WhyisntMusicManacareeroption · 01/06/2019 08:14

My in-laws insist on buying nappies for us, one of their parents did it for them. But we're always grateful and I try to get them to buy the cheap brands!

Herja · 01/06/2019 08:18

I got bought nappies by my grandma for my first. I was 21 and stony broke. I was very, very grateful though, rather than demanding.

Fuckedoffat48b · 01/06/2019 09:24

Tbf it is a bit weird though. To buy nappies for a baby and then use that as a way to comment on how many babies somebody should have is odd.

Jumpyy · 01/06/2019 09:34

To buy nappies for a baby and then use that as a way to comment on how many babies somebody should have is odd

I don't see it like this at all. More just the MIL is saying she can't do this for more children if they choose to have them.

We don't know anything about the MILs financial situation, maybe she can't really afford to do this for more than one child? Where does it end? What if they decide to have 2, 3, 4, 5 children? It sounds like a favour she started doing which she can't continue to do for more children unfortunately. It isn't her responsibility to do that though. It's the parents.

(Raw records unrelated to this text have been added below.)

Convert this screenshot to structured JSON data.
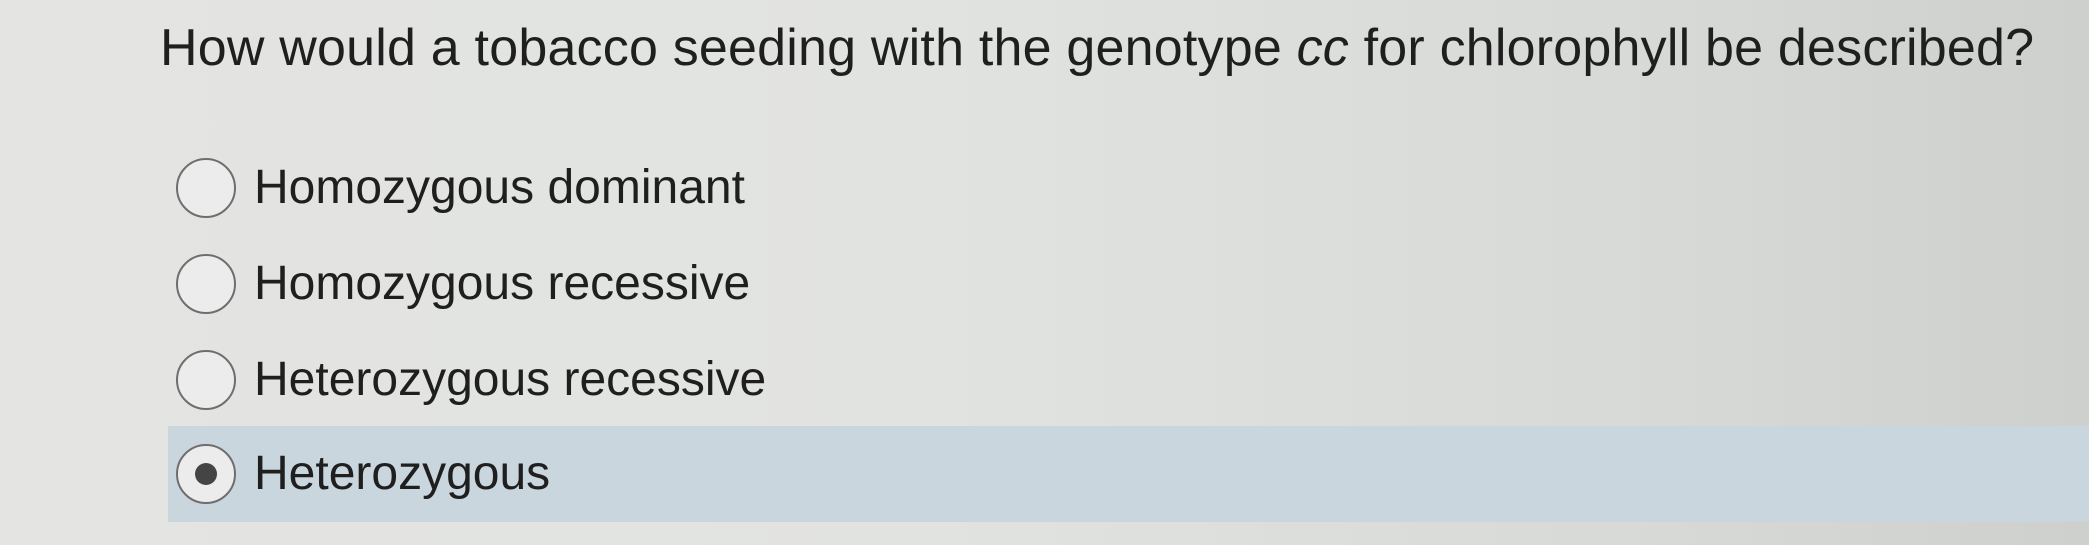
{
  "question": {
    "before": "How would a tobacco seeding with the genotype ",
    "emphasis": "cc",
    "after": " for chlorophyll be described?"
  },
  "options": [
    {
      "label": "Homozygous dominant",
      "selected": false
    },
    {
      "label": "Homozygous recessive",
      "selected": false
    },
    {
      "label": "Heterozygous recessive",
      "selected": false
    },
    {
      "label": "Heterozygous",
      "selected": true
    }
  ]
}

TheJoxter · 01/06/2019 09:36

Fuckedoffat48b but why should the MIL have to start paying twice as much (or more because newborns get through so many nappies) just because they want another baby. They aren’t her kids! If they have to rely on the MIL to pay for all their nappies then they shouldn’t be planning to have another child as they clearly can’t afford it! Or if they can afford it then it shouldn’t be an issue if the MIL stops paying for them.